# Alternative Minimum Tax - Foreign tax credit?



## AlexDad

Hi All:

Just joined the Forum. My son is a US/UK citizen living and working full-time in the UK.
I have been doing his US tax return for a number of years but this year I am encountering a new problem. Various factors have contributed to his income increasing such that he appears to run afoul of the infamous US Alternative Minimum Tax (AMT). I believe that the problem can be corrected by an AMT credit called the 
AMT-Foreign Tax Credit (AMT-FTC). Problem is, even though I consider myself a reasonably smart guy (!!!), I am going crazy trying to understand the IRS instructions for calculating the AMT-FTC. Does anybody know precisely how to calculate AMT-FTC and if so would you please try to provide an example or a reference to AMT-FTC for Dummies?


----------



## Bevdeforges

As you'll see, I've moved your question over to our Expat Tax section, since it will probably be of interest to many US taxpayers living overseas. (Also changed the title of the thread a bit to draw attention.)

The AMT-FTC seems to be "explained" in the instructions for line 32 of the AMT form (form 6251) but I'll agree with you that the explanation doesn't exactly shed any light on what they're trying to accomplish. Just to add to the confusion, there appears to be a bad link on the IRS website, so that the only instructions I can find for form 6251 are the draft ones for 2012. 

Let's see if we can flag down anyone here who has dealt with the AMT recently and see what they can tell us!
Cheers,
Bev


----------



## AlexDad

Bevdeforges said:


> As you'll see, I've moved your question over to our Expat Tax section, since it will probably be of interest to many US taxpayers living overseas. (Also changed the title of the thread a bit to draw attention.)
> 
> The AMT-FTC seems to be "explained" in the instructions for line 32 of the AMT form (form 6251) but I'll agree with you that the explanation doesn't exactly shed any light on what they're trying to accomplish. Just to add to the confusion, there appears to be a bad link on the IRS website, so that the only instructions I can find for form 6251 are the draft ones for 2012.
> 
> Let's see if we can flag down anyone here who has dealt with the AMT recently and see what they can tell us!
> Cheers,
> Bev


Thanks, Bev.
You are right about the IRS instructions. Can't make head nor tail of them.


----------



## Crazyeelboy

I have been pounding out this issue for years - fortunately, though, I don't have much (if any) AMT, so any solutions I have come up with are largely theoretical as they don't make a big difference in the end result. Here's my big (massive) problem:

I don't know what to do for entering the correct amount for foreign earned income (not including passive income of any sort) amount in line 1a of the AMT 1116. I am not using the simplified limitation election and the "instructions" are useless as they simply say use "income and deductions which are allowed for the AMT and attributable to foreign sources..." 

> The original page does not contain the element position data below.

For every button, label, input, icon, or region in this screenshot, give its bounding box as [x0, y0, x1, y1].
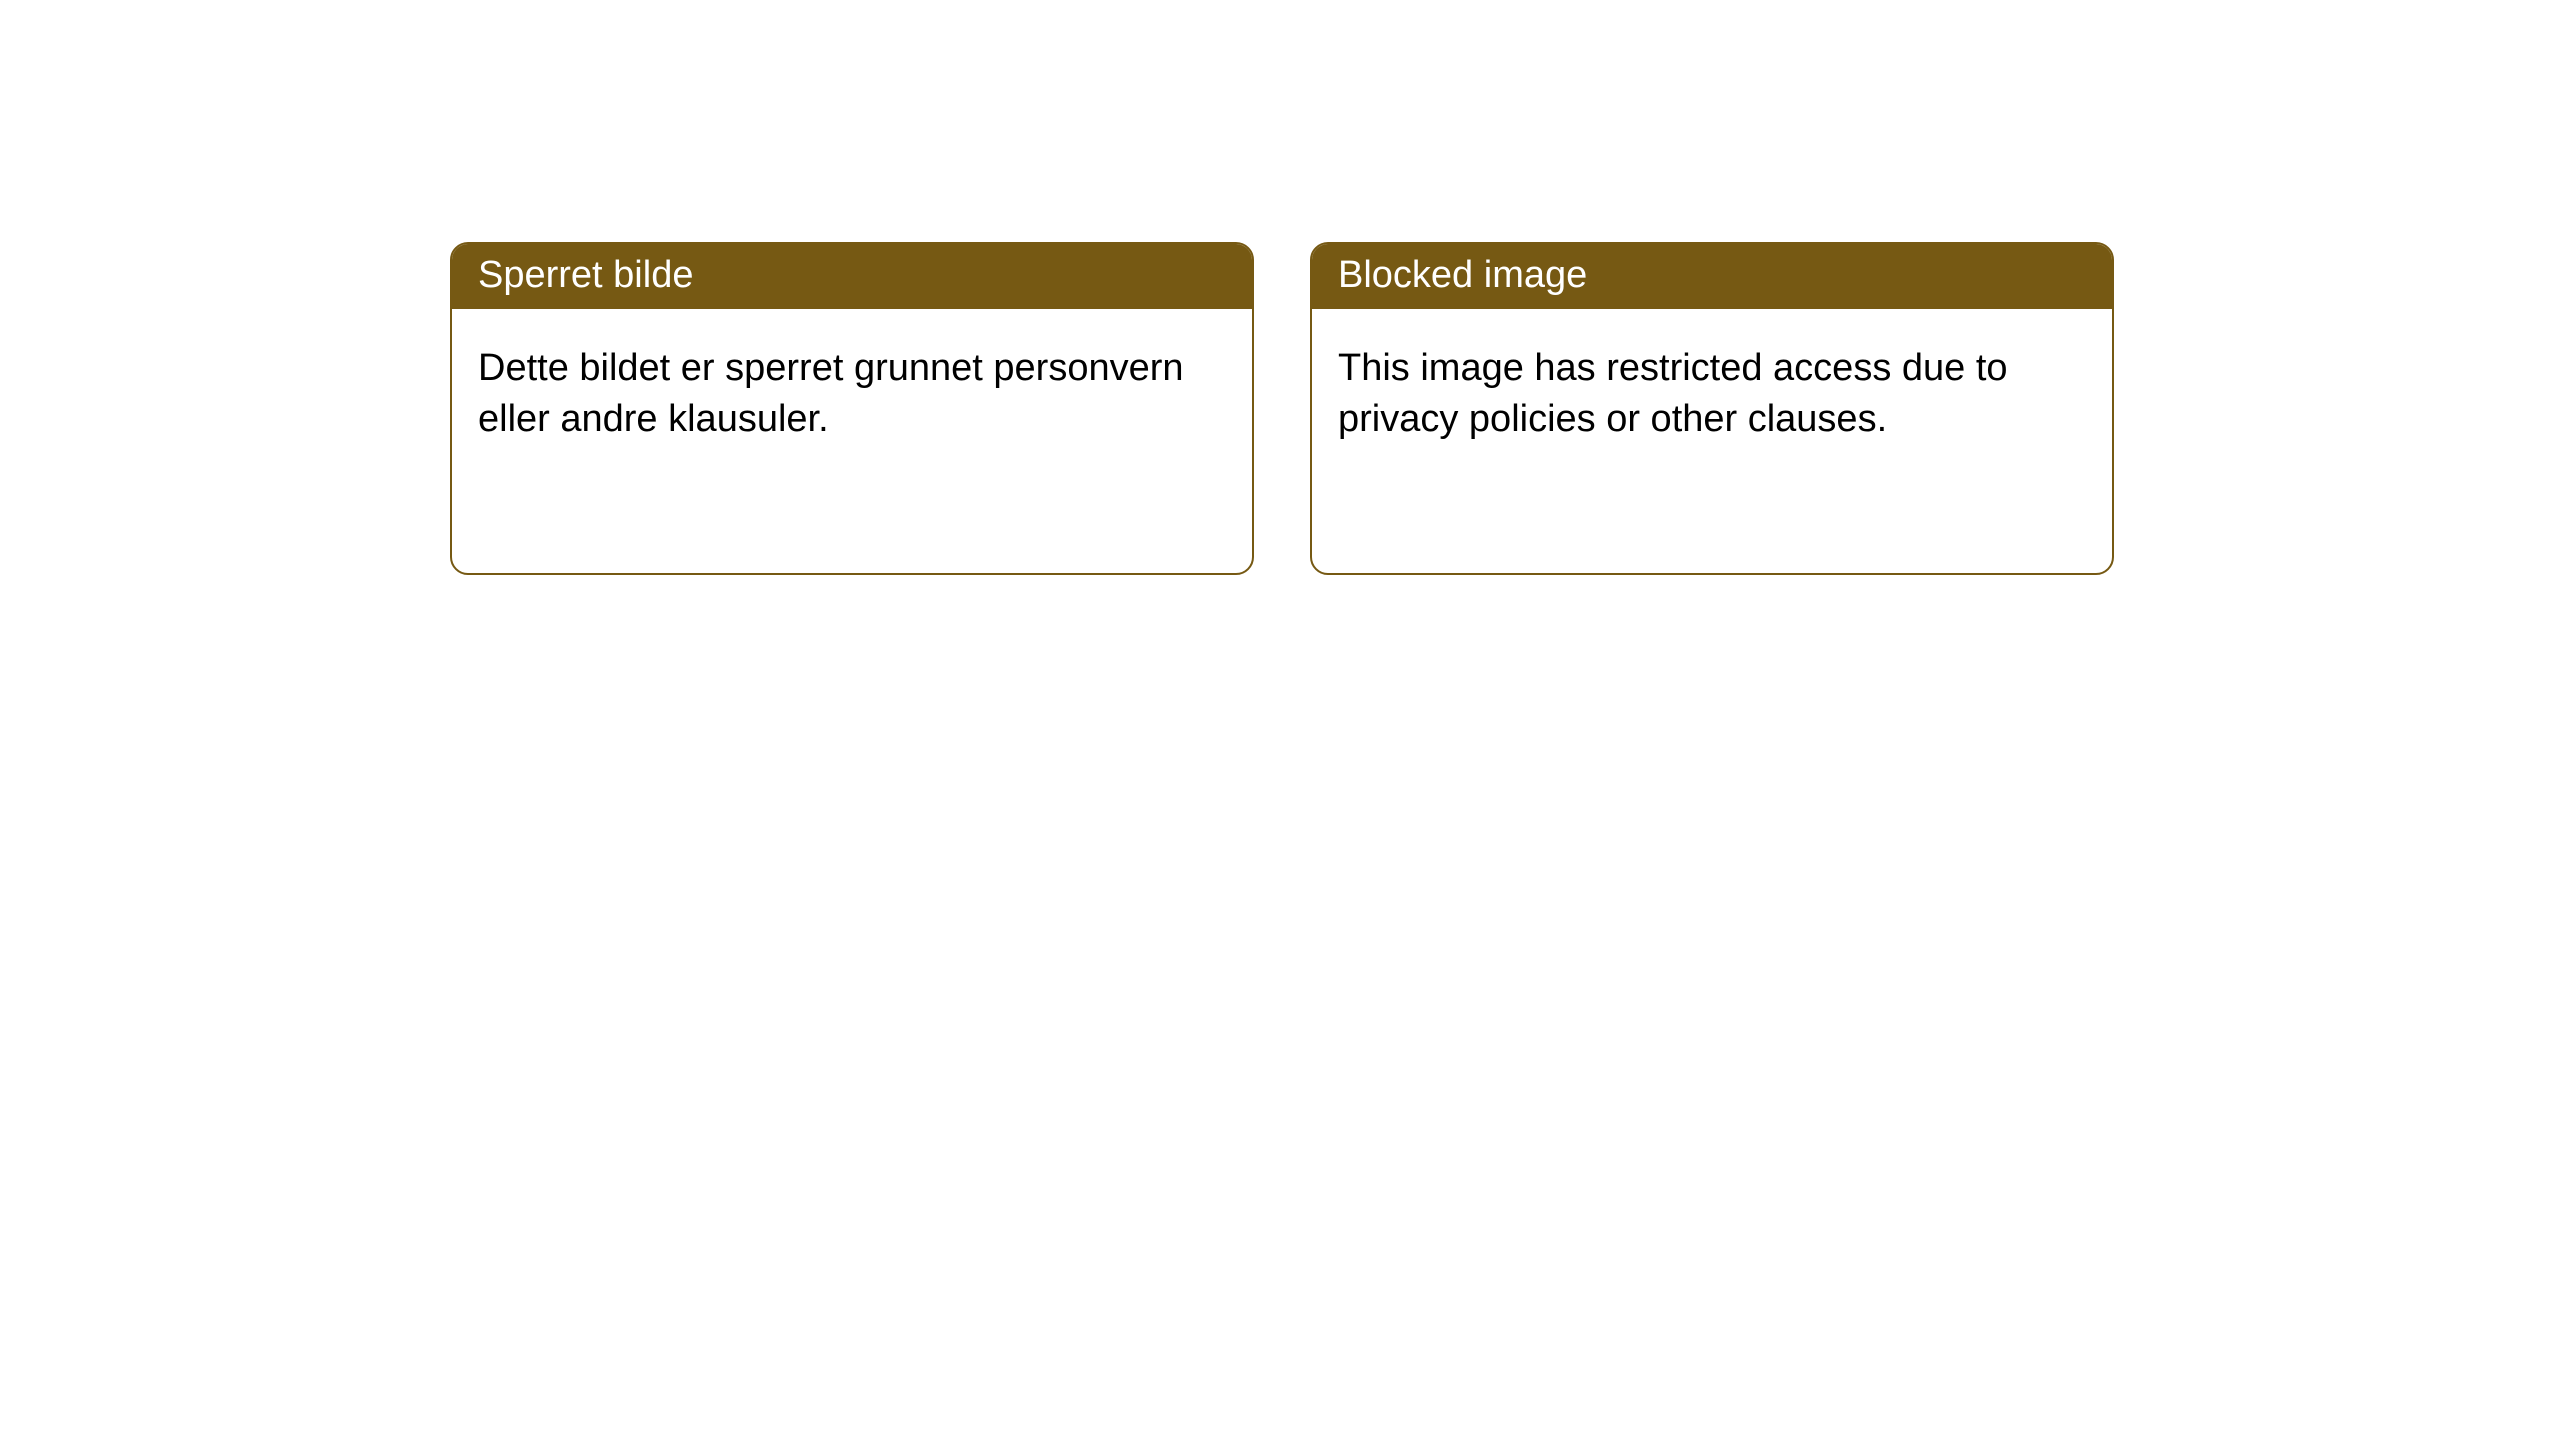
card-text-english: This image has restricted access due to … — [1338, 347, 2008, 440]
notice-card-norwegian: Sperret bilde Dette bildet er sperret gr… — [450, 242, 1254, 575]
card-header-english: Blocked image — [1312, 244, 2112, 309]
card-header-norwegian: Sperret bilde — [452, 244, 1252, 309]
notice-container: Sperret bilde Dette bildet er sperret gr… — [0, 0, 2560, 575]
card-title-norwegian: Sperret bilde — [478, 254, 693, 296]
card-text-norwegian: Dette bildet er sperret grunnet personve… — [478, 347, 1184, 440]
card-body-norwegian: Dette bildet er sperret grunnet personve… — [452, 309, 1252, 480]
notice-card-english: Blocked image This image has restricted … — [1310, 242, 2114, 575]
card-body-english: This image has restricted access due to … — [1312, 309, 2112, 480]
card-title-english: Blocked image — [1338, 254, 1587, 296]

I can see three options for finding the right amount:

1) Use the regular gross income as reported on the regular 1116 (like the simplified limitation election, but it seems the main differences are not about earned income);

2) Use the AMT Taxable Income amount on Line 28 of 6251 as a basis and take out income other than applicable foreign source income; or

3) Use the amount generated in the Foreign Earned Income Tax Worksheet for Line 31 of 6251.

What do you think or do with this?

Mike


----------



## Mona Lisa76

All the more reason why I rely on my accountant. She costs me an extra 1500 pounds per year which amounts to effectively a further tax on tax but I find it so baffling and concluded that their system essentally forces all but the simplist cases to rely on professional help. I deeply resent this but agree with Bev that I don't see things improving for expats any time soon...it's the price of US citizenship. No one forced me to move to England 23 years ago so gotta like it or lump it


----------



## graubart

Good tax software (US Turbotax Basic for one) will fill out 1116 forms including AMT-1116. Unless your taxes are complex the forms aren't difficult to complete but are difficult to explain. Let the software do it for you one year then, if you are so inclined, you can probably do it manually thereafter.


----------